Menurut WHO, kemungkinan tertular virus dari ordo yang berasal dari negara dengan jumlah kasus yang banyak sangat rendah, karena ordo tersebut kemungkinan besar terpapar kondisi dan variasi suhu dan kelembaban yang berbeda. , yang dapat menonaktifkan virus. Selain itu, belum diketahui berapa lama virus corona baru mampu tetap menular di permukaan.
Sebuah studi yang dilakukan pada Maret 2020 [1] oleh para peneliti di Amerika Serikat menunjukkan bahwa SARS-CoV-2 dapat tetap menular pada permukaan selama berhari-hari, terutama pada permukaan plastik dan baja tahan karat, dengan waktu bertahan hidup yang lebih singkat pada karton. , yang biasanya merupakan bahan pengiriman pesanan.
Jika ada kecurigaan bahwa kemasan mungkin terkontaminasi, meskipun kemungkinannya kecil, Anda dapat mendisinfeksi kemasan dengan gel alkohol, selain mencuci tangan hingga bersih dengan sabun dan air.
8. Bisakah hewan peliharaan menularkan virus?
Penularan COVID-19 dari hewan peliharaan ke manusia belum bisa dibuktikan. Sejauh ini yang diketahui adalah penularan terjadi melalui penghirupan tetesan air liur dan sekresi pernafasan yang tersuspensi di udara saat orang yang terinfeksi batuk atau bersin, misalnya.
Walaupun kasus penularan pertama dari hewan ke manusia, hewan terkait adalah hewan liar, sehingga jarang ditemukan dan juga dalam kondisi yang tidak memadai dalam hal suhu dan kebersihan.
9. Apakah alkohol-gel buatan sendiri bekerja?
Meskipun alkohol gel banyak digunakan sebagai cara untuk mencegah infeksi agen infeksi, termasuk virus, alkohol gel buatan sendiri tidak selalu memiliki efektivitas yang sama. Ini karena agar dapat berfungsi dengan baik, penting bahwa ia memiliki konsentrasi alkohol yang memadai yang mampu menghilangkan agen penular, selain itu beberapa resep alkohol dalam gel buatan sendiri menunjukkan penggunaan beberapa zat yang dapat mendukung perkembangan mikroorganisme. Lihat lebih lanjut tentang gel alkohol dan jenis antiseptik lainnya.

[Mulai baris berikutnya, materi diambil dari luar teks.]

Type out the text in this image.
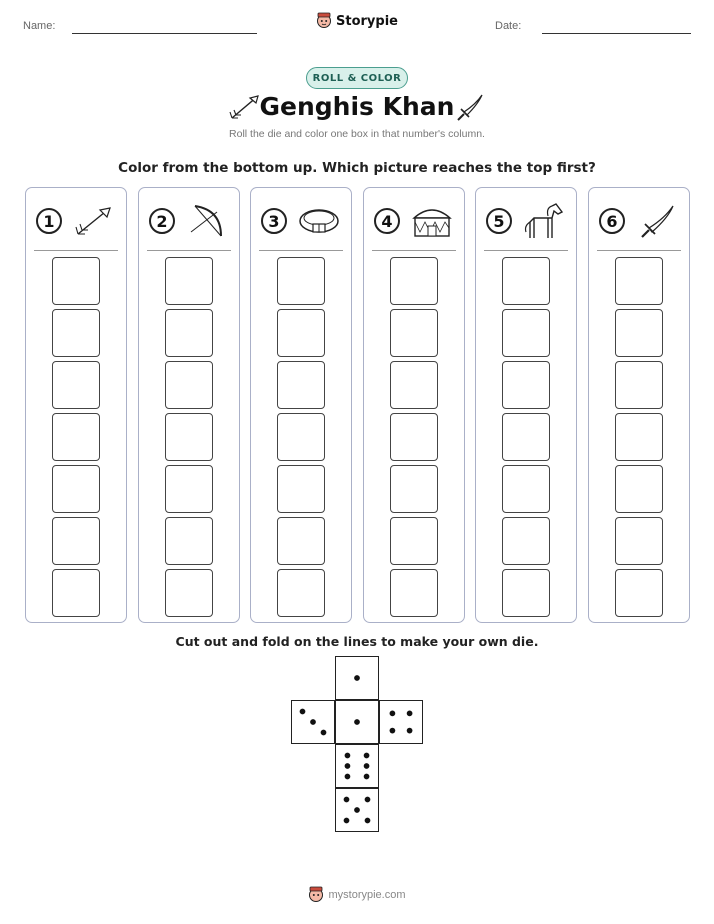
Name:	Storypie	Date:
ROLL & COLOR
Genghis Khan
Roll the die and color one box in that number's column.
Color from the bottom up. Which picture reaches the top first?
1	2	3	4	5	6
Cut out and fold on the lines to make your own die.
mystorypie.com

Oleh karena itu, untuk melindungi diri sendiri, penting untuk menggunakan gel alkohol 70%, baik untuk kebersihan tangan maupun untuk mendisinfeksi permukaan dan benda, serta mencuci tangan dengan sabun dan air secara teratur. Selain itu, pengering tangan atau lampu ultraviolet (UV) terbukti tidak memiliki efek menghambat atau membasmi virus dan oleh karena itu sebaiknya tidak digunakan sebagai sarana pencegahan COVID-19.
10. Apakah suhu yang lebih tinggi membunuh virus?
Sejauh ini belum ada informasi yang menunjukkan suhu yang paling cocok untuk mencegah penyebaran dan perkembangan virus. Namun, virus corona baru telah teridentifikasi di beberapa negara dengan iklim dan suhu berbeda, yang mengindikasikan bahwa virus tersebut mungkin tidak terpengaruh oleh faktor-faktor ini.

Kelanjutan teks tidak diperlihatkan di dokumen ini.